Auch bei der Auseinandersetzung mit den jeweils von Norbert Lammert, beziehungsweise der Konrad-Adenauer-Stiftung herausgegebenen Wälzern Christlich Demokratische Union: Beiträge und Positionen zur Geschichte der CDU und Balanceakt für die Zukunft: Konservatismus als Haltung (Co-Herausgeber: Joachim Klose) fallen in den diversen Beiträgen große Unterschiede auf. Ebenso lesen sich auch die Bücher NEUSTAAT und Eine Politik für Morgen noch einmal ganz anders. Wobei NEUSTAAT sich vorrangig mit digitalem Wandel befasst und es sich bei Eine Politik für Morgen quasi um Teaser-Text einiger, demnächst ehemaliger, Politiker*innen der Jungen Gruppe innerhalb der CDU/CSU-Bundestagsfraktion handelt (unsere Besprechung findet ihr hier).  

Zurück zum Interview mit Volker Kauder: Er spricht sich auch dafür aus, dass die CDU wieder stärker ihre Ausrichtung am christlichen Menschenbild betonen solle (was nicht überrascht) und dass zu diesem „C“, welches Kompass der Partei sei, auch der Klimaschutz gehöre: „Wir haben in der Vergangenheit den Fehler gemacht, das nie nach vorn zu stellen.“ Hinter das „christliche Menschenbild“ stellen sich sicherlich alle drei Kandidaten, wie es auszulegen ist, da begegnen wir wohl wieder der Problematik der inhaltlichen Bedeutung. Ob nun bezogen auf den Klimaschutz oder den Umgang mit Flüchtlingen.

Kauder, der seinen Favoriten im Kandidatenrennen nicht nennen will, fordert weiterhin Zusammenhalt nach dem Parteitag und keine Zickereien (unser Wort): „Wichtig ist, dass die drei nach der Abstimmung untereinander zusammenstehen.“ Die CDU müsse sich nach dem Parteitag „hinter dem neuen Vorsitzenden versammeln und gemeinsam in die Schlacht um die Bundestagswahl im Herbst ziehen.“ Das sind wahre, ja beinahe weise Worte. Und Friedrich Merz hat sogar schon seine Bereitschaft zur friedlichen Mitarbeit angekündigt (Deja vu?!). In einem Interview mit dem Redaktionsnetzwerk Deutschland gab er zu Protokoll, dass er bei einer Niederlage auch bereit wäre „eine andere wichtige Rolle“ in der Partei zu übernehmen. Das müssten dann der neue Parteichef und die Kanzlerin klären, er selbst beschäftige sich nicht mit der Frage. Nun, scheinbar ja doch. Aber vor allem: Wieso die Kanzlerin einbeziehen?
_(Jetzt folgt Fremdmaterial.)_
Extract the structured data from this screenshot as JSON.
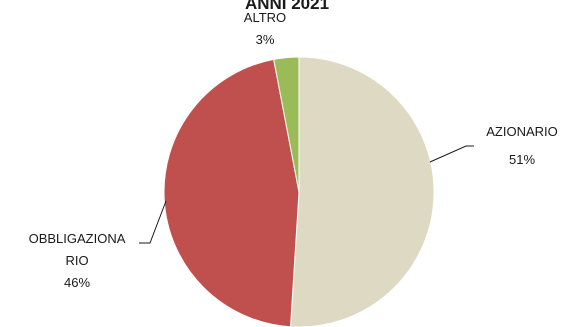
{
  "chart_data": {
    "type": "pie",
    "title": "ANNI 2021",
    "slices": [
      {
        "label": "AZIONARIO",
        "value": 51,
        "value_label": "51%",
        "color": "#ddd9c3"
      },
      {
        "label": "OBBLIGAZIONARIO",
        "label_lines": [
          "OBBLIGAZIONA",
          "RIO"
        ],
        "value": 46,
        "value_label": "46%",
        "color": "#c0504d"
      },
      {
        "label": "ALTRO",
        "value": 3,
        "value_label": "3%",
        "color": "#9bbb59"
      }
    ],
    "start_angle": "12 o'clock",
    "direction": "clockwise",
    "legend": "none"
  }
}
Angela Merkel hat innerhalb der Partei CDU kein Amt mehr, sie ist zwar Kanzlerin, aber sonst „nur“ einfache Bundestagsabgeordnete. Möchte er das etwa so verstanden wissen, dass wenn nicht ein starker Mann wie er Vorsitzender würde, Merkel ohnehin die eigentliche Chefin bliebe und nichts ohne sie liefe? Ein Schelm wer sich dies denkt, statt es einfach als eine Respektbekundung zu verstehen. Er schätzt doch die Frauen und ihre Meinungen (siehe oben).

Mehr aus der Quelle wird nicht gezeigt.